“Never be afraid to raise your voice for honesty and truth and compassion against injustice and lying and greed. If people all over the world…would do this, it would change the earth.”
— William Faulkner
The piece of my last post that generated the most heat was my disavowing a real knowledge of the politics, but noting lots of contentiousness. Let me start by saying that I wasn’t meaning to imply a lack of interest, but of expertise and energy. I certainly didn’t mean that I couldn’t relate or had been spared; I got enough experience in LymeLand to get the flavor, on a smaller scale. It’s just this particular cast of characters that is new to me. It is true that I managed to escape being labeled or treated for most of a decade, until my family got sick too, but at that point I lived it.
In any scenario there will be individuals who are dishonest or simply assholes. There are others who are being true to their beliefs and intentions, but get caught in the cross-fire because of honest disagreement. The bigger issue I see expressed in my letters and what I’ve seen on the forums is a disaffection with the CAA. I haven’t spent any time in their sphere, but a quick look at their annual reports show that in 2009 they took in $1.7 million and spent $700,000 on research. In 2008, it was $1.5 million in and $350,000 out for research. In 2007, $3.3 million in and $265,000 for research! Here is their mission: Mission: For CFS to be widely understood, diagnosable, curable and preventable. Strategy:To stimulate research aimed at the early detection, objective diagnosis and effective treatment of CFS through expanded public, private and commercial investment. I think it’s safe to say they’ve failed rather miserably, even without being privy to all the sordid political details. In the world of political organizations, everybody gets to vote with their feet and checkbooks.

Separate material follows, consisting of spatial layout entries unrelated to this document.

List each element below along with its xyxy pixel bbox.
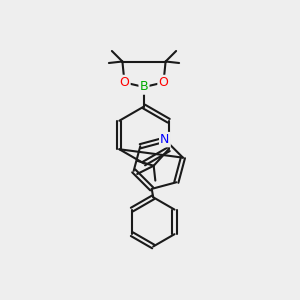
Text: B: B bbox=[140, 80, 148, 94]
Text: O: O bbox=[159, 76, 168, 89]
Text: N: N bbox=[160, 133, 170, 146]
Text: O: O bbox=[120, 76, 129, 89]
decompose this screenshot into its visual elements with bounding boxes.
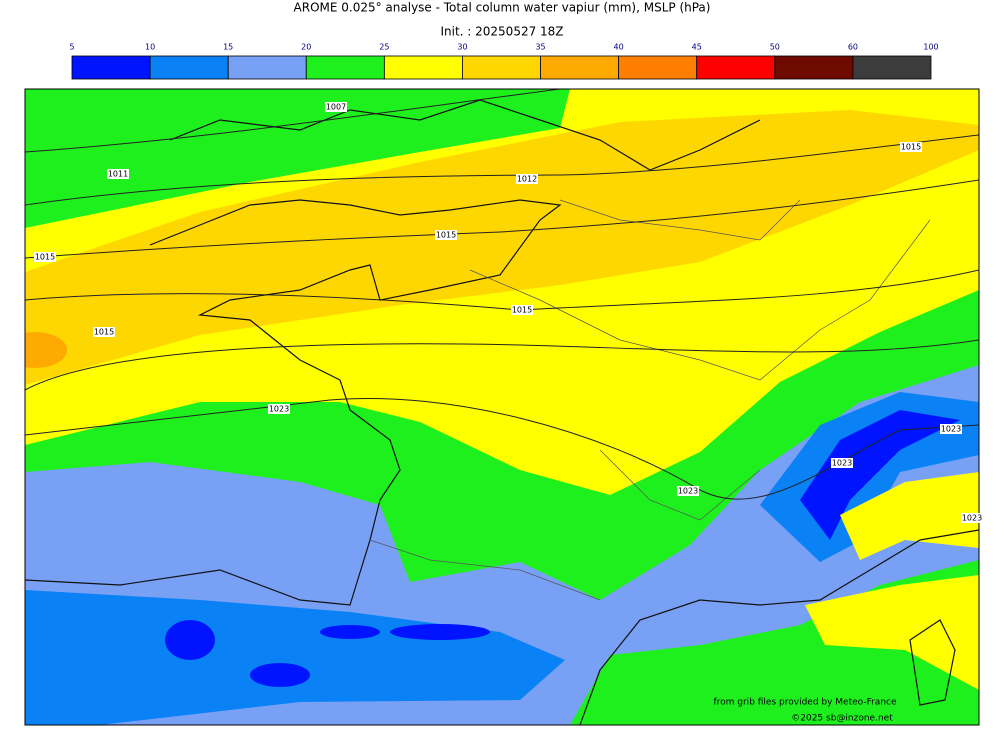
- colorbar-tick-label: 100: [923, 43, 938, 52]
- isobar-label: 1015: [94, 328, 114, 337]
- isobar-label-bg: [831, 458, 853, 468]
- isobar: [25, 134, 979, 206]
- isobar-label: 1011: [108, 170, 128, 179]
- colorbar-tick-label: 15: [223, 43, 233, 52]
- isobar-label-bg: [511, 305, 533, 315]
- colorbar-tick-label: 45: [692, 43, 702, 52]
- isobar-label: 1023: [962, 514, 982, 523]
- isobar: [25, 179, 979, 259]
- map: [25, 89, 979, 725]
- isobar-label-bg: [940, 424, 962, 434]
- isobar-label: 1012: [517, 175, 537, 184]
- isobar-label: 1015: [512, 306, 532, 315]
- isobar-label: 1023: [832, 459, 852, 468]
- colorbar-box: [149, 55, 229, 80]
- isobar-label-bg: [900, 142, 922, 152]
- colorbar-tick-label: 40: [614, 43, 624, 52]
- colorbar-box: [852, 55, 932, 80]
- water-vapour-area: [840, 472, 979, 560]
- colorbar-box: [618, 55, 698, 80]
- colorbar-tick-label: 30: [457, 43, 467, 52]
- isobar-label-bg: [93, 327, 115, 337]
- colorbar-tick-label: 60: [848, 43, 858, 52]
- isobar-label-bg: [34, 252, 56, 262]
- credit: from grib files provided by Meteo-France: [713, 698, 896, 708]
- colorbar-tick-label: 10: [145, 43, 155, 52]
- colorbar-box: [774, 55, 854, 80]
- water-vapour-area: [165, 620, 215, 660]
- border: [369, 199, 931, 601]
- coastline: [909, 619, 956, 706]
- coastline: [579, 529, 979, 725]
- colorbar-box: [227, 55, 307, 80]
- water-vapour-area: [25, 110, 979, 385]
- water-vapour-area: [25, 332, 67, 368]
- water-vapour-area: [25, 590, 565, 725]
- isobar-label: 1015: [901, 143, 921, 152]
- water-vapour-area: [250, 663, 310, 687]
- isobar-label-bg: [325, 102, 347, 112]
- water-vapour-area: [805, 575, 979, 690]
- isobar-label: 1023: [678, 487, 698, 496]
- colorbar-tick-label: 5: [69, 43, 74, 52]
- isobar: [25, 397, 979, 500]
- isobar-label-bg: [107, 169, 129, 179]
- water-vapour-area: [320, 625, 380, 639]
- isobar: [25, 339, 979, 391]
- water-vapour-area: [800, 410, 960, 540]
- isobar-label: 1015: [436, 231, 456, 240]
- title: AROME 0.025° analyse - Total column wate…: [294, 1, 711, 15]
- isobar-label-bg: [961, 513, 983, 523]
- colorbar-box: [383, 55, 463, 80]
- credit: ©2025 sb@inzone.net: [791, 714, 893, 724]
- colorbar-tick-label: 25: [379, 43, 389, 52]
- isobar-label: 1015: [35, 253, 55, 262]
- colorbar-box: [71, 55, 151, 80]
- isobar-label: 1007: [326, 103, 346, 112]
- colorbar-box: [462, 55, 541, 80]
- subtitle: Init. : 20250527 18Z: [440, 25, 563, 39]
- water-vapour-area: [25, 490, 230, 540]
- isobar-label-bg: [516, 174, 538, 184]
- colorbar-box: [696, 55, 776, 80]
- water-vapour-area: [700, 89, 979, 115]
- isobar-labels: 1007 1011 1012 1015 1015 1015 1015 1015 1023 1023…: [34, 102, 983, 523]
- isobar-label-bg: [677, 486, 699, 496]
- colorbar-box: [540, 55, 620, 80]
- colorbar: 5 10 15 20 25 30 35 40 45 50 60 100: [69, 43, 939, 80]
- isobar-label: 1023: [269, 405, 289, 414]
- isobar-label: 1023: [941, 425, 961, 434]
- colorbar-tick-label: 20: [301, 43, 311, 52]
- colorbar-box: [305, 55, 385, 80]
- isobar-label-bg: [435, 230, 457, 240]
- isobar: [25, 89, 561, 153]
- water-vapour-area: [390, 624, 490, 640]
- isobar-label-bg: [268, 404, 290, 414]
- colorbar-tick-label: 50: [770, 43, 780, 52]
- colorbar-tick-label: 35: [535, 43, 545, 52]
- map-frame: [24, 88, 980, 726]
- water-vapour-area: [25, 89, 570, 228]
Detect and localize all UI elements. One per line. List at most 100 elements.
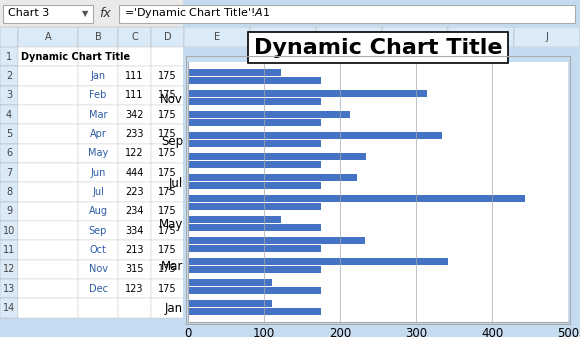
- Bar: [151, 27, 184, 47]
- Bar: [18, 182, 78, 202]
- Text: 175: 175: [158, 264, 177, 274]
- Text: 315: 315: [125, 264, 144, 274]
- Text: 444: 444: [125, 168, 144, 178]
- Bar: [18, 124, 78, 144]
- Text: 8: 8: [6, 187, 12, 197]
- Text: 2: 2: [6, 71, 12, 81]
- Bar: [0, 279, 18, 298]
- Bar: [0, 240, 18, 260]
- Bar: [78, 47, 118, 66]
- Text: 223: 223: [125, 187, 144, 197]
- Text: B: B: [95, 32, 102, 42]
- Bar: [0, 298, 18, 318]
- Text: Dynamic Chart Title: Dynamic Chart Title: [21, 52, 130, 62]
- Bar: [18, 144, 78, 163]
- Bar: [78, 124, 118, 144]
- Text: 342: 342: [125, 110, 144, 120]
- Bar: [0, 144, 18, 163]
- Text: F: F: [280, 32, 286, 42]
- Text: B: B: [95, 32, 102, 42]
- Bar: [18, 163, 78, 182]
- Bar: [188, 90, 427, 97]
- Text: Jan: Jan: [90, 71, 106, 81]
- Bar: [382, 27, 448, 47]
- Bar: [188, 195, 525, 202]
- Text: Jul: Jul: [92, 187, 104, 197]
- Bar: [118, 105, 151, 124]
- Bar: [514, 27, 580, 47]
- Bar: [151, 260, 184, 279]
- Bar: [188, 216, 281, 223]
- Bar: [78, 144, 118, 163]
- Text: 13: 13: [3, 284, 15, 294]
- Bar: [18, 105, 78, 124]
- Bar: [18, 27, 78, 47]
- Text: 175: 175: [158, 245, 177, 255]
- Bar: [118, 144, 151, 163]
- Bar: [188, 245, 321, 252]
- Bar: [0, 27, 18, 47]
- Bar: [118, 27, 151, 47]
- Text: 122: 122: [125, 148, 144, 158]
- Bar: [188, 132, 442, 140]
- Text: I: I: [480, 32, 483, 42]
- Text: 12: 12: [3, 264, 15, 274]
- Text: 123: 123: [125, 284, 144, 294]
- Text: 7: 7: [6, 168, 12, 178]
- Bar: [151, 298, 184, 318]
- Text: D: D: [164, 32, 171, 42]
- Bar: [0, 163, 18, 182]
- Bar: [188, 111, 350, 118]
- Text: Feb: Feb: [89, 90, 107, 100]
- Text: 234: 234: [125, 206, 144, 216]
- Bar: [188, 279, 273, 286]
- Text: Oct: Oct: [89, 245, 107, 255]
- Text: 111: 111: [125, 90, 144, 100]
- Bar: [0, 0, 183, 27]
- Bar: [151, 47, 184, 66]
- Bar: [119, 4, 575, 23]
- Bar: [18, 47, 78, 66]
- Text: E: E: [214, 32, 220, 42]
- Bar: [188, 266, 321, 273]
- Bar: [188, 174, 357, 181]
- Text: G: G: [345, 32, 353, 42]
- Bar: [78, 86, 118, 105]
- Bar: [78, 66, 118, 86]
- Bar: [188, 286, 321, 294]
- Text: 175: 175: [158, 187, 177, 197]
- Text: May: May: [88, 148, 108, 158]
- Bar: [78, 27, 118, 47]
- Bar: [118, 27, 151, 47]
- Bar: [78, 298, 118, 318]
- Text: 334: 334: [125, 226, 144, 236]
- Bar: [188, 98, 321, 105]
- Bar: [78, 260, 118, 279]
- Text: Dec: Dec: [89, 284, 107, 294]
- Text: A: A: [45, 32, 51, 42]
- Bar: [151, 240, 184, 260]
- Bar: [151, 124, 184, 144]
- Bar: [188, 300, 273, 307]
- Text: 175: 175: [158, 206, 177, 216]
- Bar: [151, 66, 184, 86]
- Bar: [188, 140, 321, 147]
- Text: 1: 1: [6, 52, 12, 62]
- Text: Chart 3: Chart 3: [8, 8, 49, 19]
- Bar: [78, 240, 118, 260]
- Bar: [78, 221, 118, 240]
- Bar: [188, 153, 366, 160]
- Bar: [78, 182, 118, 202]
- Bar: [188, 203, 321, 210]
- Text: 6: 6: [6, 148, 12, 158]
- Bar: [0, 182, 18, 202]
- Bar: [118, 221, 151, 240]
- Text: 233: 233: [125, 129, 144, 139]
- Bar: [118, 124, 151, 144]
- Text: D: D: [164, 32, 171, 42]
- Text: fx: fx: [99, 7, 111, 20]
- Text: 3: 3: [6, 90, 12, 100]
- Text: 175: 175: [158, 226, 177, 236]
- Text: 14: 14: [3, 303, 15, 313]
- Bar: [151, 27, 184, 47]
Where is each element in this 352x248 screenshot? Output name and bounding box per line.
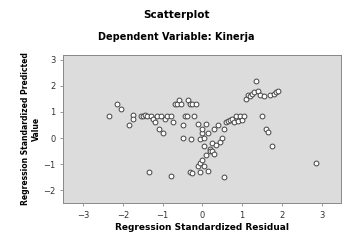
Point <box>243 97 249 101</box>
Point <box>273 91 279 94</box>
Point <box>203 122 209 126</box>
Point <box>140 114 146 118</box>
Point <box>172 102 177 106</box>
Point <box>146 170 152 174</box>
Point <box>257 93 263 97</box>
Point <box>212 152 217 156</box>
Point <box>206 131 211 135</box>
Point <box>209 141 215 145</box>
Point <box>130 113 136 117</box>
Point <box>237 114 243 118</box>
Point <box>202 136 207 140</box>
Point <box>188 102 193 106</box>
Point <box>152 121 158 124</box>
Y-axis label: Regression Standardized Predicted
Value: Regression Standardized Predicted Value <box>21 53 41 205</box>
Point <box>221 127 227 131</box>
Point <box>160 131 165 135</box>
Point <box>208 149 213 153</box>
Point <box>168 174 174 178</box>
Point <box>180 136 186 140</box>
Point <box>180 123 186 127</box>
Point <box>230 117 235 121</box>
Point <box>176 98 181 102</box>
Point <box>196 122 201 126</box>
Point <box>162 117 168 121</box>
Point <box>194 102 199 106</box>
Point <box>255 89 261 93</box>
Point <box>191 114 197 118</box>
Point <box>227 118 233 122</box>
Point <box>265 130 271 134</box>
Point <box>224 121 229 124</box>
Point <box>168 114 174 118</box>
Point <box>225 119 231 123</box>
Point <box>202 163 207 167</box>
Point <box>197 170 203 174</box>
Point <box>245 93 251 97</box>
Point <box>184 114 189 118</box>
Point <box>239 118 245 122</box>
Point <box>215 123 221 127</box>
Point <box>263 127 269 131</box>
Point <box>271 92 277 96</box>
Point <box>188 137 194 141</box>
Point <box>200 158 205 162</box>
Point <box>269 144 275 148</box>
Point <box>213 143 219 147</box>
Point <box>130 117 136 121</box>
Text: Dependent Variable: Kinerja: Dependent Variable: Kinerja <box>98 32 254 42</box>
X-axis label: Regression Standardized Residual: Regression Standardized Residual <box>115 223 289 232</box>
Text: Scatterplot: Scatterplot <box>143 10 209 20</box>
Point <box>261 94 267 98</box>
Point <box>209 149 215 153</box>
Point <box>186 98 191 102</box>
Point <box>106 114 112 118</box>
Point <box>144 114 150 118</box>
Point <box>150 117 156 121</box>
Point <box>235 119 241 123</box>
Point <box>200 131 205 135</box>
Point <box>313 161 319 165</box>
Point <box>197 161 203 165</box>
Point <box>208 147 213 151</box>
Point <box>206 169 211 173</box>
Point <box>267 93 273 97</box>
Point <box>170 121 175 124</box>
Point <box>196 163 201 167</box>
Point <box>219 136 225 140</box>
Point <box>158 114 163 118</box>
Point <box>233 114 239 118</box>
Point <box>221 175 227 179</box>
Point <box>138 114 144 118</box>
Point <box>174 102 180 106</box>
Point <box>202 144 207 148</box>
Point <box>154 114 159 118</box>
Point <box>190 102 195 106</box>
Point <box>118 107 124 111</box>
Point <box>251 91 257 94</box>
Point <box>156 127 162 131</box>
Point <box>178 102 183 106</box>
Point <box>114 102 120 106</box>
Point <box>188 170 193 174</box>
Point <box>197 137 203 141</box>
Point <box>148 114 153 118</box>
Point <box>249 92 255 96</box>
Point <box>126 123 132 127</box>
Point <box>212 127 217 131</box>
Point <box>190 171 195 175</box>
Point <box>275 89 281 93</box>
Point <box>247 94 253 98</box>
Point <box>259 114 265 118</box>
Point <box>164 114 169 118</box>
Point <box>241 114 247 118</box>
Point <box>218 140 223 144</box>
Point <box>231 121 237 124</box>
Point <box>203 153 209 157</box>
Point <box>182 114 187 118</box>
Point <box>200 127 205 131</box>
Point <box>142 113 147 117</box>
Point <box>253 79 259 83</box>
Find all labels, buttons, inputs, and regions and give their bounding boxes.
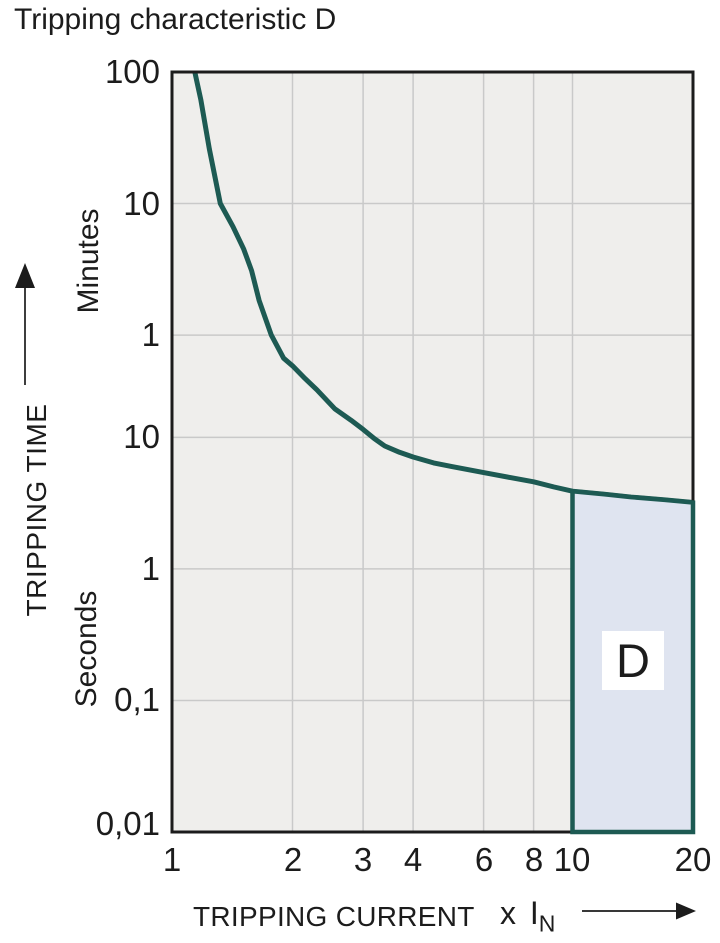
- y-axis-arrow-icon: [15, 263, 35, 385]
- y-tick-label: 10: [123, 418, 160, 455]
- y-unit-minutes: Minutes: [72, 208, 105, 314]
- x-tick-label: 20: [674, 841, 712, 878]
- x-tick-label: 4: [403, 841, 423, 878]
- x-axis-arrow-icon: [582, 902, 696, 920]
- x-tick-label: 10: [553, 841, 591, 878]
- x-axis-multiplier-text: x I: [500, 895, 539, 931]
- chart-title: Tripping characteristic D: [14, 3, 337, 36]
- y-tick-label: 100: [104, 53, 160, 90]
- y-axis-title: TRIPPING TIME: [21, 403, 52, 617]
- x-axis-multiplier: x IN: [500, 897, 555, 935]
- x-tick-label: 3: [353, 841, 373, 878]
- gridlines: [172, 72, 693, 832]
- y-tick-label: 0,01: [95, 805, 160, 842]
- y-tick-label: 0,1: [114, 681, 160, 718]
- x-tick-label: 6: [474, 841, 494, 878]
- x-axis-title: TRIPPING CURRENT: [193, 901, 475, 932]
- y-tick-label: 1: [141, 550, 160, 587]
- x-axis-multiplier-sub: N: [538, 910, 556, 937]
- plot-border: [170, 70, 695, 834]
- x-tick-label: 8: [524, 841, 544, 878]
- y-unit-seconds: Seconds: [70, 590, 103, 708]
- tripping-curve: [192, 71, 694, 505]
- x-tick-label: 1: [162, 841, 182, 878]
- y-tick-label: 10: [123, 185, 160, 222]
- y-tick-label: 1: [141, 316, 160, 353]
- x-tick-label: 2: [283, 841, 303, 878]
- region-label: D: [616, 634, 650, 687]
- region-label-box: D: [602, 631, 664, 690]
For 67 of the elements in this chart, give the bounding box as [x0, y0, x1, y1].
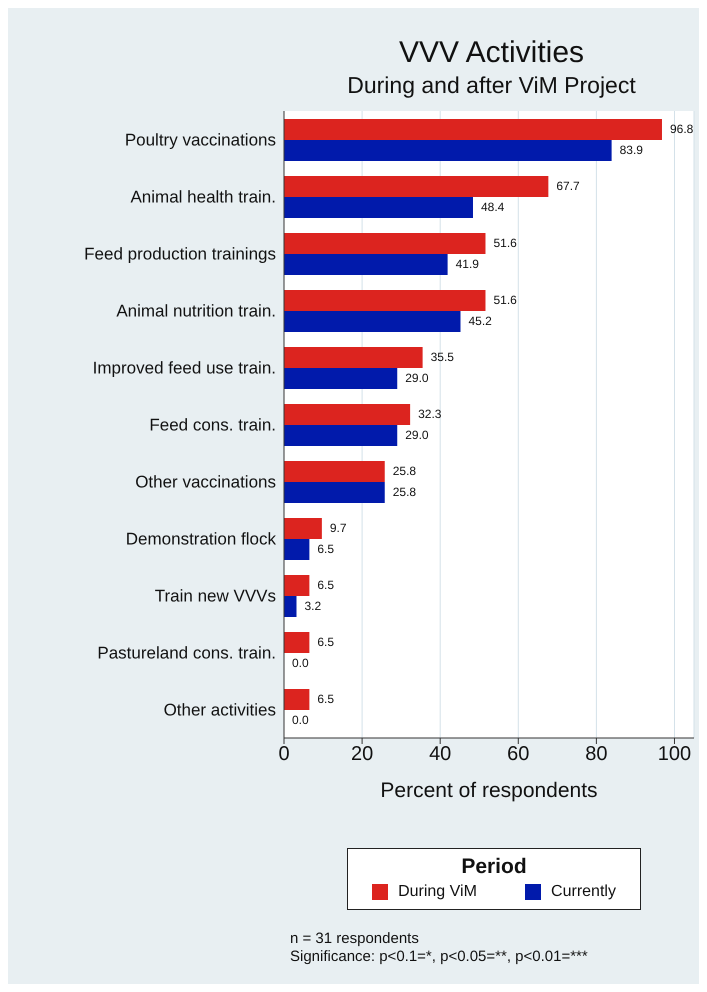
bar	[284, 518, 322, 539]
data-label: 9.7	[330, 521, 347, 536]
bar	[284, 118, 662, 140]
data-label: 0.0	[292, 656, 310, 670]
bar	[284, 460, 385, 482]
bar	[284, 196, 473, 218]
data-label: 6.5	[317, 635, 334, 650]
x-tick-label: 100	[658, 743, 692, 766]
data-label: 67.7	[556, 179, 580, 194]
bar	[284, 424, 398, 446]
bar	[284, 404, 410, 425]
data-label: 45.2	[468, 314, 492, 328]
data-label: 6.5	[317, 542, 334, 556]
chart-subtitle: During and after ViM Project	[346, 72, 637, 99]
x-tick-label: 80	[585, 743, 608, 766]
text: Significance: p<0.1=*, p<0.05=**, p<0.01=***	[290, 948, 588, 966]
data-label: 25.8	[392, 464, 416, 478]
y-tick-label: Feed production trainings	[84, 244, 276, 264]
bar	[284, 290, 486, 311]
data-label: 51.6	[493, 293, 518, 308]
bar	[284, 310, 460, 332]
bar	[284, 538, 310, 560]
legend-label: During ViM	[398, 883, 477, 901]
bar	[284, 632, 310, 653]
y-tick-label: Pastureland cons. train.	[97, 644, 276, 663]
data-label: 83.9	[620, 142, 644, 157]
data-label: 6.5	[317, 692, 334, 706]
data-label: 29.0	[405, 370, 429, 385]
legend-label: Currently	[551, 883, 616, 901]
y-tick-label: Other activities	[164, 700, 276, 720]
data-label: 35.5	[430, 350, 454, 364]
x-tick-label: 20	[350, 743, 374, 766]
bar	[284, 482, 385, 503]
data-label: 25.8	[392, 484, 416, 499]
bar	[284, 176, 548, 197]
legend-title: Period	[460, 855, 528, 879]
y-tick-label: Animal nutrition train.	[116, 302, 276, 321]
bar	[284, 346, 423, 368]
data-label: 96.8	[670, 122, 694, 136]
text: n = 31 respondents	[290, 930, 420, 948]
bar	[284, 232, 486, 254]
data-label: 48.4	[480, 200, 505, 214]
y-tick-label: Demonstration flock	[126, 530, 276, 549]
data-label: 0.0	[292, 712, 310, 727]
y-tick-label: Poultry vaccinations	[124, 130, 276, 150]
data-label: 51.6	[493, 236, 518, 250]
data-label: 41.9	[456, 256, 480, 271]
y-tick-label: Improved feed use train.	[92, 358, 276, 378]
bar	[284, 596, 296, 617]
x-tick-label: 0	[278, 743, 290, 766]
bar	[284, 574, 310, 596]
data-label: 29.0	[405, 428, 429, 442]
data-label: 6.5	[317, 578, 334, 592]
chart-title: VVV Activities	[398, 36, 586, 70]
y-tick-label: Animal health train.	[130, 188, 276, 207]
bar	[284, 254, 448, 275]
y-tick-label: Other vaccinations	[135, 472, 276, 492]
data-label: 32.3	[418, 407, 442, 422]
bar	[284, 368, 398, 389]
x-tick-label: 40	[429, 743, 452, 766]
x-tick-label: 60	[507, 743, 530, 766]
data-label: 3.2	[304, 598, 322, 613]
bar	[284, 688, 310, 710]
y-tick-label: Feed cons. train.	[149, 416, 276, 435]
bar	[284, 140, 612, 161]
x-axis-title: Percent of respondents	[380, 779, 598, 802]
y-tick-label: Train new VVVs	[154, 586, 276, 606]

Every once in a while somebody writes something that indicates that they think that Ali and I are accessing treatment and medical care unavailable to others because we are privileged. We have Blue Cross Blue Shield of NM, a subgroup called The Pool. It is state mandated poor people’s insurance. We qualify for a reduction of premium by virtue of our income being some allowed amount above the poverty guidelines for a family of four. Our medical expenses have been running almost half of my husband’s take home, and until recently he was the only one working.
The reason I don’t have Medicare is because I was turned down for SSD. It took me a couple of years to apply, because I couldn’t believe I wasn’t going back to work and I thought it was retroactive. Then it took two years to get to the hearing with the administrative law judge. The judge was openly hostile to the idea of a doctor who could still read, write and use a computer, but not make a living. He had over a thousand pages of medical records, including a near death experience, and he thought I was faking. After the hearing he ordered a new psych eval. Because my house was going into foreclosure, a dire circumstance petition was filed and the judge turned me down. My case is in appeal.
My financial circumstances have also been adversely affected by the disbelief of my disease in my family of origin. I know from my mail that this is not a rare story. Many have been abandoned by family members who would have helped had they known that it was a real disease and not a character flaw. For some, the disbelief has been as damaging as the disease. My guess is this will strike a chord in many.